Hearing his Story-Forgiving my Dad

older man

I did not have a good relationship with my earthly father when I was growing up, but I am happy to say it has greatly improved over time. God has given me the strength to forgive my dad for loving me poorly as a child.  About ten years ago, I took him out to lunch for his Seventieth birthday and intentionally tried to learn about his own childhood.  He told me that he had never had a personal relationship with his own father. I came away with a deeper realization of the pain with which my dad has lived his entire life. His own father had been a physically abusive alcoholic for most of his childhood—the classic town drunk. Dad told me stories of how, only a small boy, he was sent to the tavern to walk his drunk father home—something a little boy should never have been asked to do. Without justifying my dad’s behavior toward me, I now understand where it originated. My favorite part of our lunch came when I shared with my dad how, by the grace of God, I have been able to show affection to my children, helping stop the negative, abusive cycle in our family. A new cycle of love has begun—and my dad was very happy to hear it.  I am so glad I took the chance to ask my dad about his own boyhood before he died!  This knowledge gave me a measure of compassion I didn’t have before.  Life is too short to live with unforgiveness toward parents who may have not loved you well.

When we don’t forgive someone in our heart, we end up giving that person too much power over us. One simple definition of forgiveness is giving up our right to hurt someone back. In Scripture, God declares that vengeance is his, not ours. Some use the phrase forgive and forget, yet doing so is humanly impossible unless God erases our memory. The good news is that we can be in a state of true forgiveness even if we remember something bad that someone did to us. The key is not continuing to remember it “against them.”

Forgiveness is a process rather than a one-time event. Several signs show that you have truly forgiven someone. You have forgiven someone when you can honestly pray for that person and ask God to bless him or her. True forgiveness has come when you have given up all attempts to hurt that person. Another obvious sign that the poison of resentment is gone is when you can think of the person without experiencing a sharp pain in your gut. Some think that only a complete restoration of relationship signifies forgiveness, but that is not true. You can truly forgive someone in your heart while still maintaining healthy boundaries in your relationship with a person who has proven untrustworthy.  Life is too short to have unforgiveness in your heart.

Question:  Do you need to talk with a parent who has not loved you well to try to understand him or her better?
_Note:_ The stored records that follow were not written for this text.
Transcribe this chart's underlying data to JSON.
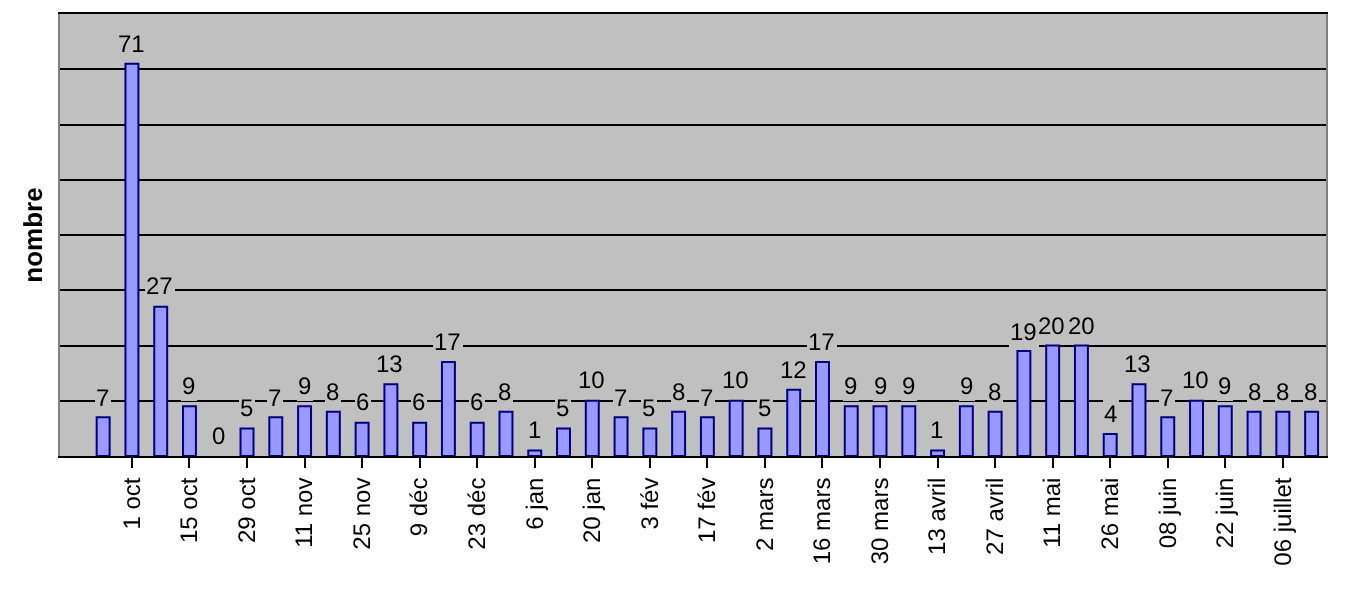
{
  "chart_data": {
    "type": "bar",
    "ylabel": "nombre",
    "categories": [
      null,
      null,
      "1 oct",
      null,
      "15 oct",
      null,
      "29 oct",
      null,
      "11 nov",
      null,
      "25 nov",
      null,
      "9 déc",
      null,
      "23 déc",
      null,
      "6 jan",
      null,
      "20 jan",
      null,
      "3 fév",
      null,
      "17 fév",
      null,
      "2 mars",
      null,
      "16 mars",
      null,
      "30 mars",
      null,
      "13 avril",
      null,
      "27 avril",
      null,
      "11 mai",
      null,
      "26 mai",
      null,
      "08 juin",
      null,
      "22 juin",
      null,
      "06 juillet",
      null
    ],
    "values": [
      null,
      7,
      71,
      27,
      9,
      0,
      5,
      7,
      9,
      8,
      6,
      13,
      6,
      17,
      6,
      8,
      1,
      5,
      10,
      7,
      5,
      8,
      7,
      10,
      5,
      12,
      17,
      9,
      9,
      9,
      1,
      9,
      8,
      19,
      20,
      20,
      4,
      13,
      7,
      10,
      9,
      8,
      8,
      8
    ],
    "color": "#9999ff",
    "data_labels": true,
    "ylim": [
      0,
      80
    ],
    "yticks": [
      {
        "value": 0,
        "label": null
      },
      {
        "value": 10,
        "label": null
      },
      {
        "value": 20,
        "label": null
      },
      {
        "value": 30,
        "label": null
      },
      {
        "value": 40,
        "label": null
      },
      {
        "value": 50,
        "label": null
      },
      {
        "value": 60,
        "label": null
      },
      {
        "value": 70,
        "label": null
      },
      {
        "value": 80,
        "label": null
      }
    ],
    "grid": "y",
    "tick_labels": "x",
    "legend": false
  }
}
“Forgive as the Lord forgave you.”

Colossians 3:13


One thought on “Hearing his Story-Forgiving my Dad

  1. Thank you for your honest sharing Dr. Mike. I recently had an encounter with the word forgiveness, someone put it out there in the form of a question, “can i trust them again?” Of course, i went to the “boundaries” position. And then God asked me if I trusted Him? Of course. And am I trusting God with working in that other person’s life? Well, yes, that has been my prayer. Well, then I should trust that God will not let me be hurt again since I have given it all to Him. I don’t know the full answer or ramification, but yet again, I am working to trust God more than my finite self. God bless you and your family, and thanks for starting to write.